The Urban Mystic said...

Certain conclusions about the psychology of historical persons can be reached with a fair degree of accuracy. Virgil was sexually repressed, Caligula suffered severe psychological trauma living with Tiberius, and Timur was clearly a psychopath.

PD said...

"fair degree of accuracy"...but that's the same degree of accuracy used to decide what actually happened in a large number of situations. I don't mind conjecture, but it has its place and shouldn't be repeated a number of times without having its own argument (in this book, it was basically just an unsupported narrative theme).

The Urban Mystic said...

I've never read the book, I have no intention on ever reading it, so I should start with the caveat that I don't know what the author's treatment of the three subjects was, but I think you're going too far saying that history and psychology should never mix.

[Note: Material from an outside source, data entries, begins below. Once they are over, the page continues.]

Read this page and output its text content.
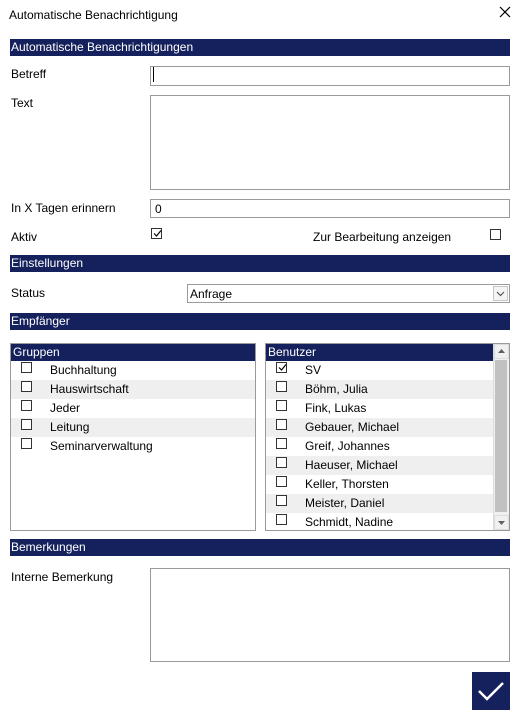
Automatische Benachrichtigung
Automatische Benachrichtigungen
Betreff
Text
In X Tagen erinnern
0
Aktiv	Zur Bearbeitung anzeigen
Einstellungen
Status	Anfrage
Empfänger
Gruppen
Buchhaltung
Hauswirtschaft
Jeder
Leitung
Seminarverwaltung
Benutzer
SV
Böhm, Julia
Fink, Lukas
Gebauer, Michael
Greif, Johannes
Haeuser, Michael
Keller, Thorsten
Meister, Daniel
Schmidt, Nadine
Bemerkungen
Interne Bemerkung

We can't know what actually happened. That's the difference between archaeology and history, and why I gave up on the former and moved to the latter. This is just an opinion, but from what I've experienced, archaeology is dry, clinical, humourless. It deals with facts. Some archaeologists, many if not most I would say, branch out into quasi-historical speculation based on those facts, and often that speculation represents the best of what was known fifty years ago. Archaeology is extremely resistant to change. History, deals with narrative. Historians, at least good ones, realize that the facts only go so far and create plausible stories to fill the gaps in our knowledge, and they acknowledge such. This is why history is so prone to change, and often the cultural narrative shifts wildly every decade or so. Neither can know what actually happened. There are only so many facts that get preserved, and there are never enough. Archaeologists often go too far in their conservativism, and historians go too far in their liberalism when dealing with those facts, but that's how it is, and has always been.

These disciplines are not like chemistry, or mathematics, where a great deal of concreteness exists, protocal developed, experiments conducted. It is a very different mindset between those who work with chemicals in a lab and those who work with the few pieces of writing preserved from someone five hundred years ago. The telos of each process is vastly different in terms of what is actually possible.

PD said...

That's reasonable. But it's the fact that history is already so uncertain that makes me hesitant to allow for even more uncertainties. I'm in psychiatry, so I see both purer neuroscience and psychology--it's a tricky business, with so many caveats even when all the facts are there. Having to fill in the blanks--not even being able to see a person's actual mannerisms--and then making decisions....

I'll mention that, in this book, all of the conjecture about da Vinci is based on what he wrote--and didn't write--in his notebooks. The mommy issues seem to stem from a vague episode when he was a child, which bothers me a lot. Archaeological evidence alone cannot be used to determine a personality (at least as far as I've seen, dealing mainly with classical stuff); historical shouldn't be used to determine psychological issues (of the vaguer, less clearly symptomatic types).